Un coût massif mais contenu
Sous la houlette du Comité d'organisation (Cojop), les comptes se sont soldés par un excédent de 75,7 millions d'euros, évitant tout recours à la garantie de l'État. Les Sages de la rue Cambon chiffrent l'effort public à 6,65 milliards d'euros : 3,02 milliards pour l'organisation, 3,63 pour les infrastructures.
À Londres, en 2012, la facture avait atteint environ 9,3 milliards de livres (10,5 milliards d'euros), soit au moins le double de l'estimation initiale.
À Rio, quatre ans plus tard, elle s'est envolée à près de 13 milliards de dollars (11 milliards d'euros), soit 50 % de plus que prévu. Paris a donc mieux maîtrisé sa trajectoire. Mais, rappellent les Sages, « les retombées économiques sont limitées et difficiles à évaluer ». La France a surtout financé une fête mondiale, dont l'héritage économique reste donc à démontrer.
La sécurité, défi relevé
C'était la grande angoisse : comment protéger un événement réparti sur quarante-deux sites, sous une menace terroriste persistante ? Le pari a été tenu. Hormis le sabotage des lignes TGV le jour de la cérémonie d'ouverture, aucun incident majeur n'est venu troubler la quinzaine. Les services de sécurité ont contenu la menace : plusieurs projets d'attentats ont été empêchés et les 548 cyberattaques répertoriées n'ont eu aucune conséquence sur le déroulement des JO.
« L'ensemble des dispositifs a permis d'assurer la sécurité des Jeux », résument les magistrats financiers. Ce résultat a reposé sur une mobilisation hors norme : forces de l'ordre omniprésentes, compagnies de marche (unités provisoires composées de plusieurs compagnies), recours accru à la sécurité privée. Mais son coût reste considérable : 1,7 milliard d'euros pour la protection ponctuelle, plus de 300 millions d'euros investis pour des équipements durables.

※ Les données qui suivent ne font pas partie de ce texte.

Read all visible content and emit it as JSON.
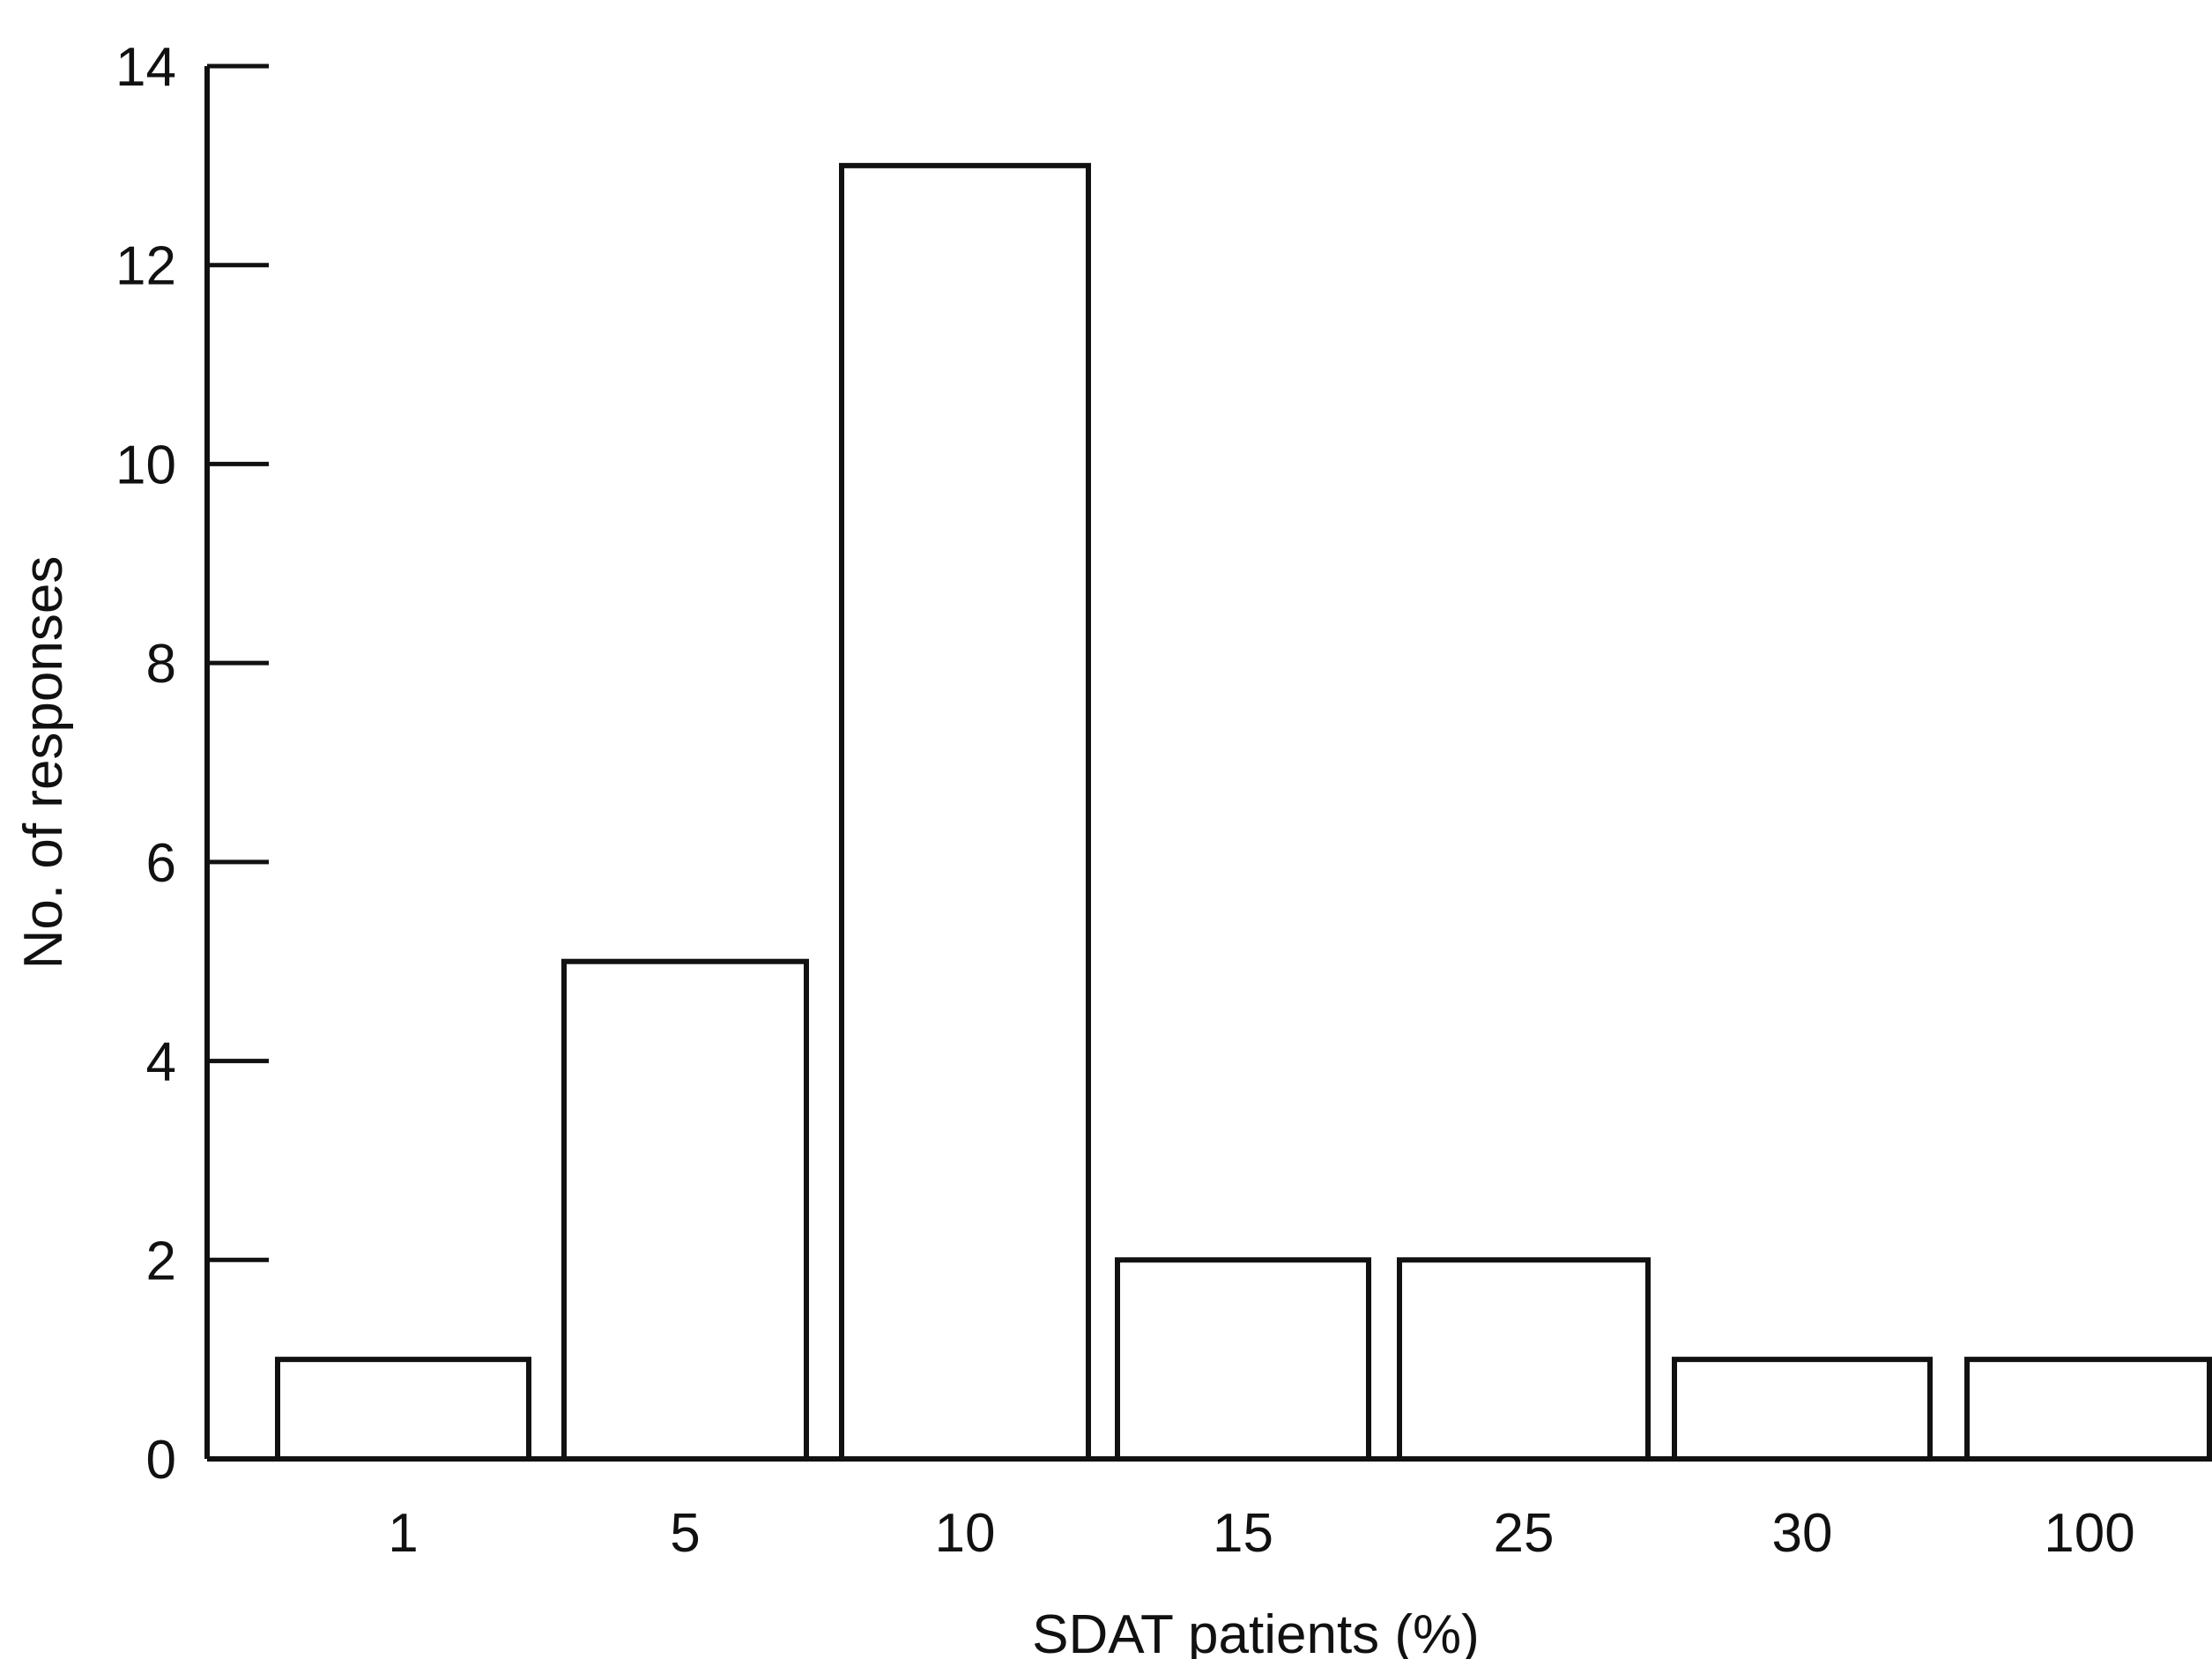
{
  "chart_data": {
    "type": "bar",
    "title": "",
    "xlabel": "SDAT patients (%)",
    "ylabel": "No. of responses",
    "categories": [
      "1",
      "5",
      "10",
      "15",
      "25",
      "30",
      "100"
    ],
    "values": [
      1,
      5,
      13,
      2,
      2,
      1,
      1
    ],
    "ylim": [
      0,
      14
    ],
    "yticks": [
      "0",
      "2",
      "4",
      "6",
      "8",
      "10",
      "12",
      "14"
    ],
    "grid": false,
    "legend": "none",
    "colors": {
      "bar_fill": "#ffffff",
      "bar_stroke": "#111111",
      "axis": "#111111"
    }
  }
}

Solideo, mission accomplie
Livrer 70 ouvrages en coordonnant 33 maîtres d'ouvrage relevait de la gageure. La Société de livraison des ouvrages olympiques (Solideo) a rempli sa mission : les sites ont été terminés à temps et les objectifs sociaux atteints, notamment en matière d'emploi et d'insertion.
« Les ouvrages ont été livrés dans les délais et avec un bon niveau de qualité », souligne la Cour. Mais tout n'est pas exempt de critiques. Les ambitions environnementales sont jugées contrastées : les sols pollués de Seine-Saint-Denis ont compliqué le chantier du village olympique et certains engagements écologiques restent à confirmer dans la durée. Sur le plan social, les magistrats saluent la professionnalisation, mais pointent un plan de départs coûteux, des primes jugées généreuses et une dissolution mal anticipée.
Transports sous pression
Sans transports fiables, impossible d'organiser des Jeux. L'épreuve a été surmontée, parfois au dernier moment. La ligne 14 a été prolongée, le projet Eole (le prolongement du RER E vers l'Ouest parisien) livré in extremis à la gare Saint-Lazare, le franchissement urbain Pleyel ouvert, les voies olympiques déployées. Tout cela dans des délais serrés, au prix de surcoûts d'accélération.
« L'offre de transport a globalement répondu aux besoins, malgré des difficultés de mise en route », reconnaît le rapport consacré aux mobilités. Les navettes pour les accrédités ont connu un démarrage laborieux, mais le système a tenu. L'accessibilité universelle a progressé, avec des innovations inédites comme la mise à disposition des fauteuils personnels dans les aéroports. Le métro parisien, en revanche, reste largement inadapté aux personnes handicapées.
Ici encore, Paris a choisi une voie plus sobre que ses devancières. Londres avait investi massivement dans son réseau, au prix de surcoûts considérables. Rio avait construit des lignes neuves, coûteuses et contestées. Paris s'est contentée de livrer à temps des projets déjà programmés, quitte à payer cher leur accélération, mais sans lancer de chantiers pharaoniques.
Une victoire fragile
Les Sages de la rue Cambon le rappellent : « Les Jeux de Paris 2024 ont été réussis, sûrs et populaires. » Contrairement à Londres ou Rio, la France a évité le gouffre budgétaire. Mais cette réussite repose sur une mobilisation exceptionnelle, difficile à reproduire dans le quotidien.
L'héritage, préviennent-ils, « reste à confirmer ». Il ne se mesurera pas seulement dans les infrastructures, mais dans la capacité à transformer l'expérience en méthode : mieux coordonner les acteurs publics, anticiper davantage en matière de sécurité et de transports, capitaliser sur les acquis sociaux. C'est à ce prix que Paris 2024 dépassera le souvenir d'une parenthèse estivale pour devenir un jalon durable de l'action publique.